Another was the famous Kansas City Hotspots experiment, which established that it was places and not it was persons should be the focus of police preventive work. In every city or town there were some hot spots where the incidence of crime was higher than elsewhere, and it is these spots that deserved concentrated attention from the police. This experiment, among other research, led ultimately to the currently popular concept of crime mapping, which analyses crime in terms of geography.

Perhaps, most relevant to our times is Prof. Shermans study in the area of reducing the fear of crime in Houston and Newark cities. The major finding here was that constant interaction with members of the public and introduction of new procedures for policing neighbourhoods certainly contributed to a lowering of fear.

All the three are classic studies quoted often by police researchers in a number of countries. Up and coming police officers in India would derive great benefit from a serious study of these experiments for the methodology used, if not for drawing lessons from their findings. Also relevant are the recent writings of Prof. Sherman in the area of restorative justice, a system where offenders are brought face-to-face with victims. This novel procedure is said to be capable of reducing recidivism among some delinquents. I would be happy to see this innovation employed more and more by Indian police officers whenever they are confronted by repeat offending.

Being a great experimentalist himself, Prof. Shermans choice of it was Evidence-based Policing: Possibilities and Policing as the theme for the recent Cambridge conference was natural. Those present included scholars and police leaders from different parts of the world, who brought different perspectives to the task of how to make policing sharper by drawing lessons from a number of tightly guided experiments. What was striking was the analogy from the field of medicine. Relevant here is the advances made by evidence-based modern medicine.

These have brought about significant gains to the community in the form of new methods of treatment and new drugs that had stood trials with real patients. (Incidentally, the practice of evidence-based medicine is defined as integrating individual clinical expertise with the best available external clinical evidence from systematic research.)

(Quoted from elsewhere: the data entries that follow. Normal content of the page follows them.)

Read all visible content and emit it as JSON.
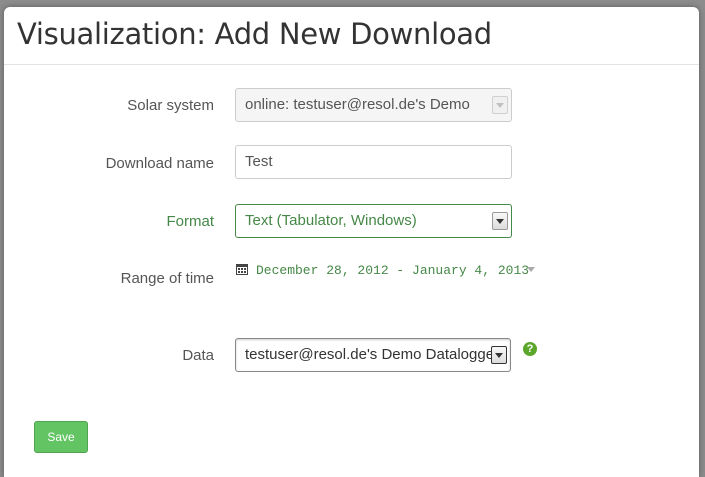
{
  "modal": {
    "title": "Visualization: Add New Download"
  },
  "form": {
    "solar_system": {
      "label": "Solar system",
      "value": "online:  testuser@resol.de's Demo"
    },
    "download_name": {
      "label": "Download name",
      "value": "Test"
    },
    "format": {
      "label": "Format",
      "value": "Text (Tabulator, Windows)"
    },
    "range": {
      "label": "Range of time",
      "value": "December 28, 2012 - January 4, 2013"
    },
    "data": {
      "label": "Data",
      "value": "testuser@resol.de's Demo Datalogger"
    }
  },
  "actions": {
    "save_label": "Save"
  },
  "colors": {
    "success": "#468847",
    "save_button": "#62c462",
    "help_icon": "#5ba62b"
  },
  "icons": [
    "calendar-icon",
    "chevron-down-icon",
    "help-icon"
  ]
}
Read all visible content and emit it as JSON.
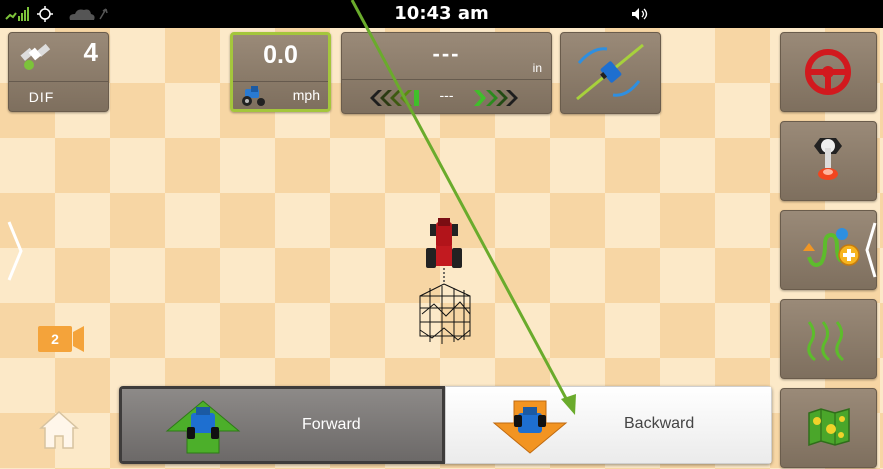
{
  "status_bar": {
    "time": "10:43 am",
    "icons": [
      "gps-signal-icon",
      "network-icon",
      "cloud-sync-icon",
      "volume-icon"
    ]
  },
  "gps_tile": {
    "satellite_count": "4",
    "correction_label": "DIF",
    "icon": "satellite-icon"
  },
  "speed_tile": {
    "value": "0.0",
    "unit": "mph",
    "icon": "tractor-icon",
    "highlight_color": "#a4c63c"
  },
  "guidance_tile": {
    "offset_value": "---",
    "unit": "in",
    "mid_value": "---",
    "left_color": "#5b8a13",
    "right_color": "#2aa52a"
  },
  "autoline_tile": {
    "icon": "guidance-line-icon"
  },
  "right_panel": {
    "buttons": [
      {
        "name": "autosteer-button",
        "icon": "steering-wheel-icon"
      },
      {
        "name": "engage-switch-button",
        "icon": "toggle-switch-icon"
      },
      {
        "name": "add-guidance-line-button",
        "icon": "add-curve-icon"
      },
      {
        "name": "guidance-pattern-button",
        "icon": "curve-pattern-icon"
      },
      {
        "name": "field-map-button",
        "icon": "field-map-icon"
      }
    ]
  },
  "camera_badge": {
    "number": "2",
    "icon": "camera-icon"
  },
  "direction": {
    "forward_label": "Forward",
    "backward_label": "Backward",
    "forward_color": "#4caf2a",
    "backward_color": "#f29422"
  },
  "colors": {
    "field_light": "#fce9c8",
    "field_dark": "#f7d6a4",
    "tile_bg": "#8c7c6a",
    "pointer": "#6aab2c"
  }
}
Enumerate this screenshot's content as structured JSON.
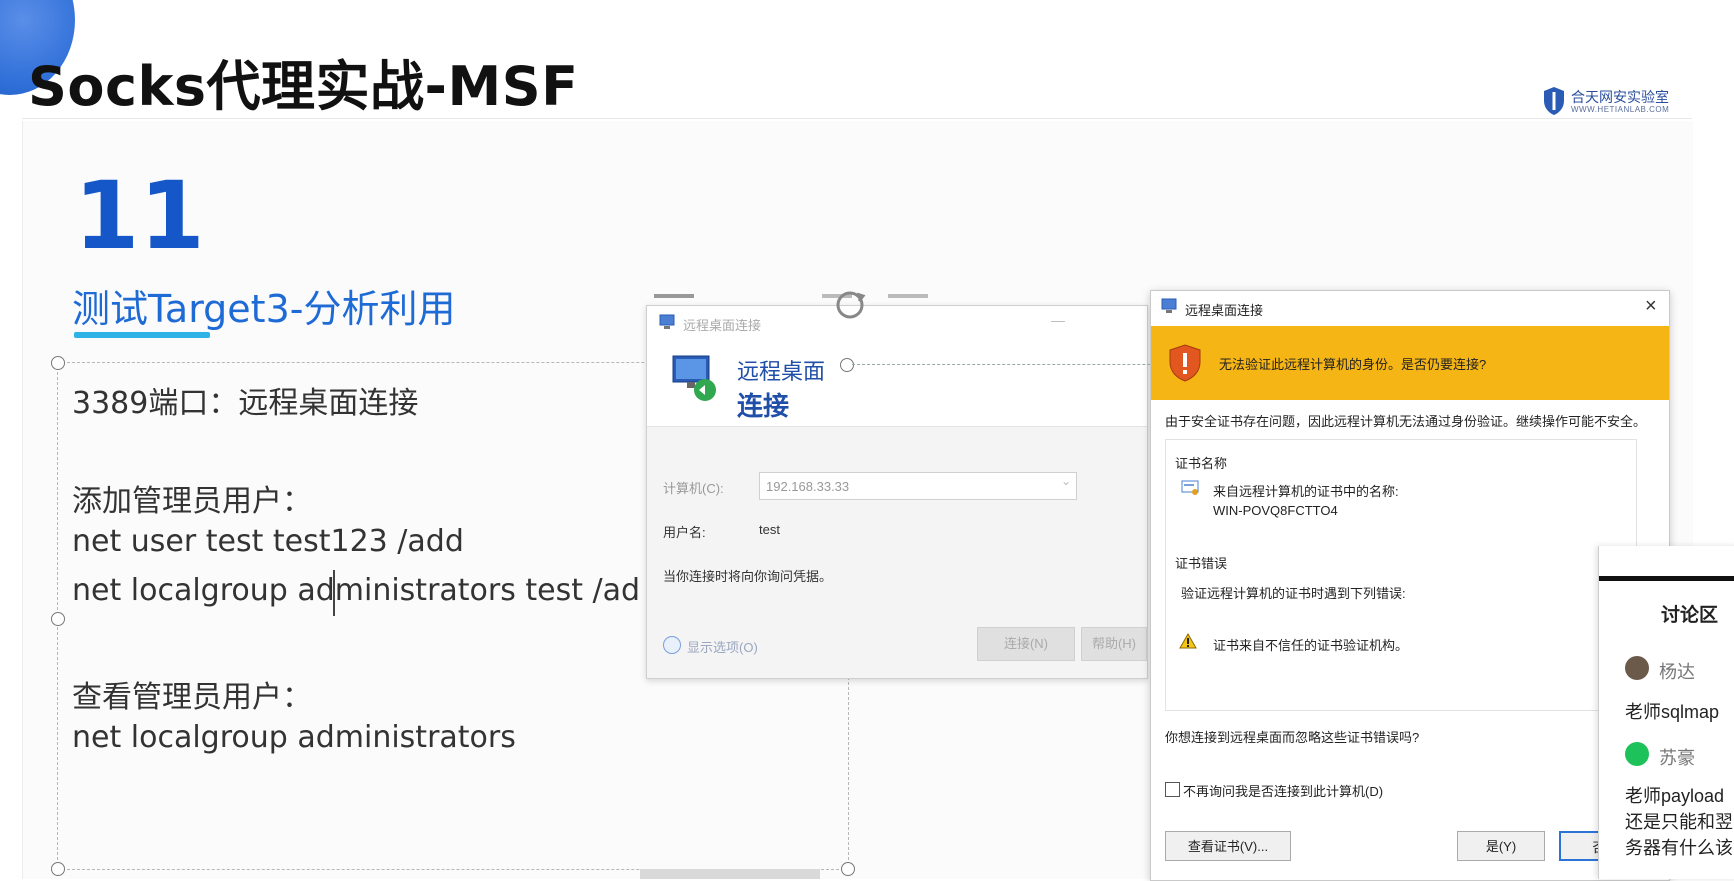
{
  "slide": {
    "title": "Socks代理实战-MSF",
    "logo_text": "合天网安实验室",
    "logo_sub": "WWW.HETIANLAB.COM",
    "number": "11",
    "subtitle": "测试Target3-分析利用",
    "lines": [
      "3389端口：远程桌面连接",
      "添加管理员用户：",
      "net user test test123 /add",
      "net localgroup administrators test /ad",
      "查看管理员用户：",
      "net localgroup administrators"
    ]
  },
  "rdp_window": {
    "title": "远程桌面连接",
    "heading1": "远程桌面",
    "heading2": "连接",
    "computer_label": "计算机(C):",
    "computer_value": "192.168.33.33",
    "username_label": "用户名:",
    "username_value": "test",
    "note": "当你连接时将向你询问凭据。",
    "show_options": "显示选项(O)",
    "connect_button": "连接(N)",
    "help_button": "帮助(H)"
  },
  "cert_dialog": {
    "title": "远程桌面连接",
    "warning": "无法验证此远程计算机的身份。是否仍要连接?",
    "description": "由于安全证书存在问题，因此远程计算机无法通过身份验证。继续操作可能不安全。",
    "cert_name_heading": "证书名称",
    "cert_name_label": "来自远程计算机的证书中的名称:",
    "cert_name_value": "WIN-POVQ8FCTTO4",
    "cert_errors_heading": "证书错误",
    "cert_errors_label": "验证远程计算机的证书时遇到下列错误:",
    "cert_error_item": "证书来自不信任的证书验证机构。",
    "question": "你想连接到远程桌面而忽略这些证书错误吗?",
    "checkbox_label": "不再询问我是否连接到此计算机(D)",
    "view_cert_button": "查看证书(V)...",
    "yes_button": "是(Y)",
    "no_button": "否"
  },
  "discussion": {
    "title": "讨论区",
    "messages": [
      {
        "name": "杨达",
        "text": "老师sqlmap"
      },
      {
        "name": "苏豪",
        "text": "老师payload",
        "extra": [
          "还是只能和翌",
          "务器有什么该"
        ]
      }
    ]
  },
  "colors": {
    "accent_blue": "#1557c9",
    "warning_band": "#f5b515",
    "underline": "#2fb3e6"
  }
}
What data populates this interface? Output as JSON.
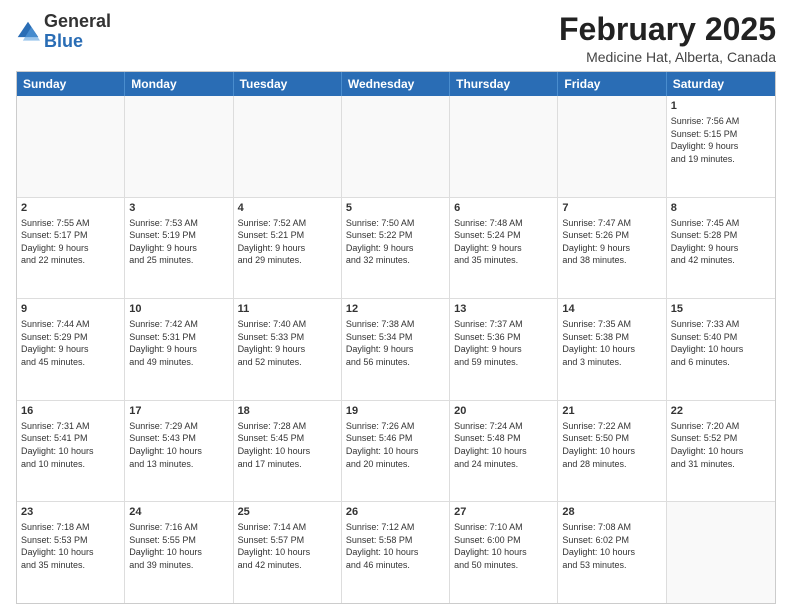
{
  "header": {
    "logo_general": "General",
    "logo_blue": "Blue",
    "title": "February 2025",
    "subtitle": "Medicine Hat, Alberta, Canada"
  },
  "days": [
    "Sunday",
    "Monday",
    "Tuesday",
    "Wednesday",
    "Thursday",
    "Friday",
    "Saturday"
  ],
  "weeks": [
    [
      {
        "day": "",
        "empty": true
      },
      {
        "day": "",
        "empty": true
      },
      {
        "day": "",
        "empty": true
      },
      {
        "day": "",
        "empty": true
      },
      {
        "day": "",
        "empty": true
      },
      {
        "day": "",
        "empty": true
      },
      {
        "day": "1",
        "text": "Sunrise: 7:56 AM\nSunset: 5:15 PM\nDaylight: 9 hours\nand 19 minutes."
      }
    ],
    [
      {
        "day": "2",
        "text": "Sunrise: 7:55 AM\nSunset: 5:17 PM\nDaylight: 9 hours\nand 22 minutes."
      },
      {
        "day": "3",
        "text": "Sunrise: 7:53 AM\nSunset: 5:19 PM\nDaylight: 9 hours\nand 25 minutes."
      },
      {
        "day": "4",
        "text": "Sunrise: 7:52 AM\nSunset: 5:21 PM\nDaylight: 9 hours\nand 29 minutes."
      },
      {
        "day": "5",
        "text": "Sunrise: 7:50 AM\nSunset: 5:22 PM\nDaylight: 9 hours\nand 32 minutes."
      },
      {
        "day": "6",
        "text": "Sunrise: 7:48 AM\nSunset: 5:24 PM\nDaylight: 9 hours\nand 35 minutes."
      },
      {
        "day": "7",
        "text": "Sunrise: 7:47 AM\nSunset: 5:26 PM\nDaylight: 9 hours\nand 38 minutes."
      },
      {
        "day": "8",
        "text": "Sunrise: 7:45 AM\nSunset: 5:28 PM\nDaylight: 9 hours\nand 42 minutes."
      }
    ],
    [
      {
        "day": "9",
        "text": "Sunrise: 7:44 AM\nSunset: 5:29 PM\nDaylight: 9 hours\nand 45 minutes."
      },
      {
        "day": "10",
        "text": "Sunrise: 7:42 AM\nSunset: 5:31 PM\nDaylight: 9 hours\nand 49 minutes."
      },
      {
        "day": "11",
        "text": "Sunrise: 7:40 AM\nSunset: 5:33 PM\nDaylight: 9 hours\nand 52 minutes."
      },
      {
        "day": "12",
        "text": "Sunrise: 7:38 AM\nSunset: 5:34 PM\nDaylight: 9 hours\nand 56 minutes."
      },
      {
        "day": "13",
        "text": "Sunrise: 7:37 AM\nSunset: 5:36 PM\nDaylight: 9 hours\nand 59 minutes."
      },
      {
        "day": "14",
        "text": "Sunrise: 7:35 AM\nSunset: 5:38 PM\nDaylight: 10 hours\nand 3 minutes."
      },
      {
        "day": "15",
        "text": "Sunrise: 7:33 AM\nSunset: 5:40 PM\nDaylight: 10 hours\nand 6 minutes."
      }
    ],
    [
      {
        "day": "16",
        "text": "Sunrise: 7:31 AM\nSunset: 5:41 PM\nDaylight: 10 hours\nand 10 minutes."
      },
      {
        "day": "17",
        "text": "Sunrise: 7:29 AM\nSunset: 5:43 PM\nDaylight: 10 hours\nand 13 minutes."
      },
      {
        "day": "18",
        "text": "Sunrise: 7:28 AM\nSunset: 5:45 PM\nDaylight: 10 hours\nand 17 minutes."
      },
      {
        "day": "19",
        "text": "Sunrise: 7:26 AM\nSunset: 5:46 PM\nDaylight: 10 hours\nand 20 minutes."
      },
      {
        "day": "20",
        "text": "Sunrise: 7:24 AM\nSunset: 5:48 PM\nDaylight: 10 hours\nand 24 minutes."
      },
      {
        "day": "21",
        "text": "Sunrise: 7:22 AM\nSunset: 5:50 PM\nDaylight: 10 hours\nand 28 minutes."
      },
      {
        "day": "22",
        "text": "Sunrise: 7:20 AM\nSunset: 5:52 PM\nDaylight: 10 hours\nand 31 minutes."
      }
    ],
    [
      {
        "day": "23",
        "text": "Sunrise: 7:18 AM\nSunset: 5:53 PM\nDaylight: 10 hours\nand 35 minutes."
      },
      {
        "day": "24",
        "text": "Sunrise: 7:16 AM\nSunset: 5:55 PM\nDaylight: 10 hours\nand 39 minutes."
      },
      {
        "day": "25",
        "text": "Sunrise: 7:14 AM\nSunset: 5:57 PM\nDaylight: 10 hours\nand 42 minutes."
      },
      {
        "day": "26",
        "text": "Sunrise: 7:12 AM\nSunset: 5:58 PM\nDaylight: 10 hours\nand 46 minutes."
      },
      {
        "day": "27",
        "text": "Sunrise: 7:10 AM\nSunset: 6:00 PM\nDaylight: 10 hours\nand 50 minutes."
      },
      {
        "day": "28",
        "text": "Sunrise: 7:08 AM\nSunset: 6:02 PM\nDaylight: 10 hours\nand 53 minutes."
      },
      {
        "day": "",
        "empty": true
      }
    ]
  ]
}
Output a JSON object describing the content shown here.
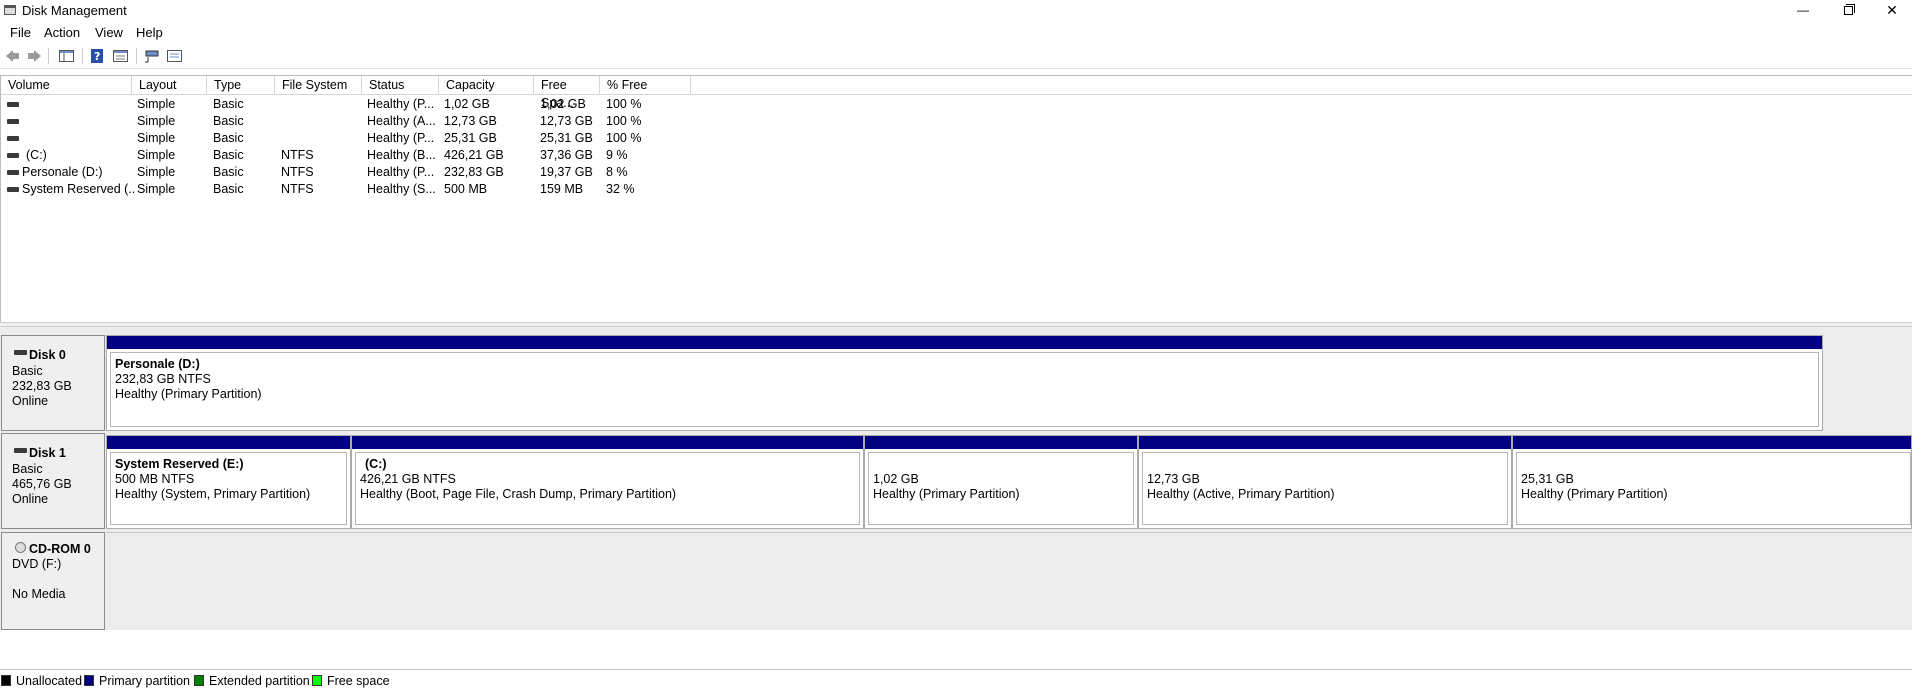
{
  "window": {
    "title": "Disk Management",
    "minimize_glyph": "—",
    "close_glyph": "✕"
  },
  "menu": [
    "File",
    "Action",
    "View",
    "Help"
  ],
  "toolbar_icons": [
    "back-arrow-icon",
    "forward-arrow-icon",
    "console-tree-icon",
    "help-icon",
    "properties-icon",
    "rescan-disks-icon",
    "disk-list-icon"
  ],
  "table": {
    "headers": [
      "Volume",
      "Layout",
      "Type",
      "File System",
      "Status",
      "Capacity",
      "Free Spa...",
      "% Free"
    ],
    "rows": [
      [
        "",
        "Simple",
        "Basic",
        "",
        "Healthy (P...",
        "1,02 GB",
        "1,02 GB",
        "100 %"
      ],
      [
        "",
        "Simple",
        "Basic",
        "",
        "Healthy (A...",
        "12,73 GB",
        "12,73 GB",
        "100 %"
      ],
      [
        "",
        "Simple",
        "Basic",
        "",
        "Healthy (P...",
        "25,31 GB",
        "25,31 GB",
        "100 %"
      ],
      [
        "(C:)",
        "Simple",
        "Basic",
        "NTFS",
        "Healthy (B...",
        "426,21 GB",
        "37,36 GB",
        "9 %"
      ],
      [
        "Personale (D:)",
        "Simple",
        "Basic",
        "NTFS",
        "Healthy (P...",
        "232,83 GB",
        "19,37 GB",
        "8 %"
      ],
      [
        "System Reserved (...",
        "Simple",
        "Basic",
        "NTFS",
        "Healthy (S...",
        "500 MB",
        "159 MB",
        "32 %"
      ]
    ]
  },
  "disks": [
    {
      "name": "Disk 0",
      "type": "Basic",
      "size": "232,83 GB",
      "status": "Online",
      "partitions": [
        {
          "name": "Personale  (D:)",
          "size": "232,83 GB NTFS",
          "status": "Healthy (Primary Partition)"
        }
      ]
    },
    {
      "name": "Disk 1",
      "type": "Basic",
      "size": "465,76 GB",
      "status": "Online",
      "partitions": [
        {
          "name": "System Reserved  (E:)",
          "size": "500 MB NTFS",
          "status": "Healthy (System, Primary Partition)"
        },
        {
          "name": "(C:)",
          "size": "426,21 GB NTFS",
          "status": "Healthy (Boot, Page File, Crash Dump, Primary Partition)"
        },
        {
          "name": "",
          "size": "1,02 GB",
          "status": "Healthy (Primary Partition)"
        },
        {
          "name": "",
          "size": "12,73 GB",
          "status": "Healthy (Active, Primary Partition)"
        },
        {
          "name": "",
          "size": "25,31 GB",
          "status": "Healthy (Primary Partition)"
        }
      ]
    },
    {
      "name": "CD-ROM 0",
      "type": "DVD (F:)",
      "size": "",
      "status": "No Media",
      "partitions": []
    }
  ],
  "legend": [
    {
      "label": "Unallocated",
      "color": "#000000"
    },
    {
      "label": "Primary partition",
      "color": "#000080"
    },
    {
      "label": "Extended partition",
      "color": "#008000"
    },
    {
      "label": "Free space",
      "color": "#00ff00"
    }
  ],
  "colors": {
    "primary_partition_bar": "#000080"
  }
}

Prof. Sherman and a few renowned medical teachers and researchers who spoke at Cambridge argued that policing could benefit greatly from the rigours of medical research and arrive at a set of best practices in terms of costs and benefits. Since disease control and crime control have the parallel objective of ensuring social equilibrium and happiness, the analogy advanced at the conference appeared appropriate and worth looking at. Evidence and legitimacy in policing, policing offenders in resettlement, Policing places and Predicting and preventing murder with evidence-based policing were subjects that were dealt with in the various sessions at the conference.

While discussing the merits of evidence-based policing, one key question that was posed to the participants was: What are the major barriers and issues to be faced in translating systematic evidence of what works in policing into policy and practice?

In my view, from an Indian perspective, the major problem is one of convincing police leaders that a well conducted field experiment is worth its weight in gold in the endeavour to sharpen policing and win community support. There is the disdain for scholar-guided experiments, which are seen as good only on paper and do not work in practice. Until this negative perception is removed, evidence-based policing can hardly win support from the Indian police.